I tried to find an easy to understand definition of “agile development” for non-software developers and could not find one so here is how I define “agile development:” The product is never finished.  It is necessary to bring it to market quickly and in a trial version, test it with consumers, improve it using their feedback and bringing it to market again…repeat as needed.

Here is a nice graphic I found on the logicboost website depicting the difference between what is called the traditional waterfall process versus the agile development process.  As you can see, with the waterfall process the risk is big and it comes late. 

Agileprocess

Agile development was a term that constantly came up during last year’s World Congress of Play.  What interested me was that some WCOP attendees felt that it had applications with physical products as well.  They pointed out that the power of agile development was that it allowed a company to be quicker to market, to make changes and fixes on the go and to get the benefit of feedback from early end users. 

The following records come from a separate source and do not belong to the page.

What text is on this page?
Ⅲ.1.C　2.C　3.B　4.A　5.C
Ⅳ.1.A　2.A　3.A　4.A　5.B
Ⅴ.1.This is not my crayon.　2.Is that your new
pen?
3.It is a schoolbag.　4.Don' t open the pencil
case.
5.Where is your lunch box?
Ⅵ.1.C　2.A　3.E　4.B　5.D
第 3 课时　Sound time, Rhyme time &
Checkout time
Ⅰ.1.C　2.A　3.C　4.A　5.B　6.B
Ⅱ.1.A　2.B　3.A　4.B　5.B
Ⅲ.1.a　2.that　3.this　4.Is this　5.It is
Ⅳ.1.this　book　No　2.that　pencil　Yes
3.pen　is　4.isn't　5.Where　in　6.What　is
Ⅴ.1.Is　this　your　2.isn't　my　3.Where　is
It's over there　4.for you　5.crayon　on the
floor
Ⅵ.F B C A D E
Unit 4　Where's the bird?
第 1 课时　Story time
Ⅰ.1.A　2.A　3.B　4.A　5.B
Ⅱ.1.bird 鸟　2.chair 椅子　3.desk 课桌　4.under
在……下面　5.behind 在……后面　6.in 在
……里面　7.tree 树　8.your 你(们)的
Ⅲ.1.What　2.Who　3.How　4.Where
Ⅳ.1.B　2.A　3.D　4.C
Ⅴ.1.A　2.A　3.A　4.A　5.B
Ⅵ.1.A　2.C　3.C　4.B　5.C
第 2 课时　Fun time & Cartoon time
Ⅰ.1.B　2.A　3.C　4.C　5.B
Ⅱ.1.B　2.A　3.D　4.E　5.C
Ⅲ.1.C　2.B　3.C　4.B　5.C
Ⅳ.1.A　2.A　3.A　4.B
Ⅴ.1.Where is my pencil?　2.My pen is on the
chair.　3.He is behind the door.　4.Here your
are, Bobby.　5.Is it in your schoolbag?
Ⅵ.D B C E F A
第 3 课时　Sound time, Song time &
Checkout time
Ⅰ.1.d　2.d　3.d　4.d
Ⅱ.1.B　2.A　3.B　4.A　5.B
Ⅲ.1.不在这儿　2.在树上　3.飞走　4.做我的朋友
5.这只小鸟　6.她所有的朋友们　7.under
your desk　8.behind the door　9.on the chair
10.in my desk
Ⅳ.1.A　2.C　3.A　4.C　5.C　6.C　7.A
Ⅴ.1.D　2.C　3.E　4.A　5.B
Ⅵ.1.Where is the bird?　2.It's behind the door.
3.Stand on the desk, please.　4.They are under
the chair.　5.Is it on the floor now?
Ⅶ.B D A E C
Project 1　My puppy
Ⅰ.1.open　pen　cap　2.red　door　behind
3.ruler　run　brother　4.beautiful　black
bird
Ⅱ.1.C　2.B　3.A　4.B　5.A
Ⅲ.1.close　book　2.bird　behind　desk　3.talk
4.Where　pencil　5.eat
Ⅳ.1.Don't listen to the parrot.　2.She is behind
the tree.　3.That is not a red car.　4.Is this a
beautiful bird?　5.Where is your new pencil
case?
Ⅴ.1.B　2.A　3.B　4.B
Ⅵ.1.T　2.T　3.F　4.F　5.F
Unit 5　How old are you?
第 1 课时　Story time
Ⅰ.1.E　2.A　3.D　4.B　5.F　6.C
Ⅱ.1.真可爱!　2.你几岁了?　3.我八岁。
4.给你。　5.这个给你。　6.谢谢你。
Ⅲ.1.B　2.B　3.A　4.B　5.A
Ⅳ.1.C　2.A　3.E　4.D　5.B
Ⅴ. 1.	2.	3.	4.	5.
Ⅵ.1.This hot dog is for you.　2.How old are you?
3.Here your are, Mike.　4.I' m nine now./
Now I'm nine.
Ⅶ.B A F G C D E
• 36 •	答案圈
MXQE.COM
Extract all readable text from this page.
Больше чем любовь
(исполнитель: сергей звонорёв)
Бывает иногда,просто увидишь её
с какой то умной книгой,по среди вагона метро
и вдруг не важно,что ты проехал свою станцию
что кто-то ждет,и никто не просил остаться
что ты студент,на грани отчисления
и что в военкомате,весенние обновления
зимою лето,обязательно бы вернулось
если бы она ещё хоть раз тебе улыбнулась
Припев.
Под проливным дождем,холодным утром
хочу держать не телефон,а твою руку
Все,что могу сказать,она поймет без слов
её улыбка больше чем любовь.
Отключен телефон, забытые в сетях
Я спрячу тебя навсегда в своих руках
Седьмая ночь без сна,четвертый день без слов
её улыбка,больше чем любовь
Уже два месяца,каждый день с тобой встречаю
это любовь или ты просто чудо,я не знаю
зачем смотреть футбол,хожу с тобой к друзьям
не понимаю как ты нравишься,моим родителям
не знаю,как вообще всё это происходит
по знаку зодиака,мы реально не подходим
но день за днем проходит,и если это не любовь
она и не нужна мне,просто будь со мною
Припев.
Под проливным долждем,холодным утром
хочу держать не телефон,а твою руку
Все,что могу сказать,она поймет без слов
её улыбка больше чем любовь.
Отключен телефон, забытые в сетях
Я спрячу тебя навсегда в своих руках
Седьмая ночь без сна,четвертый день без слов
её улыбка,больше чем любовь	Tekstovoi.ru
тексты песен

I think the notion of agile development is important because it is an improvement process.  In the traditional toy industry, companies bring a product to market and if it fails they move on to the next thing.  We don’t hear traditional toy companies say to buyers, we made this last year, we learned that consumers would like it better if we added X, Y or Z and have improved it.

 

That a company like Lego, and someone from the financial arena, would be referencing a concept like agile development tells me all I need to know about how deeply Lego has not only engaged all forms of play but embraced non-traditional processes.  Lego is winning because it is leading. 

It takes a lot of courage to allow your end user to take control of at least part of the process.  Watch Lego; it’s worth the time.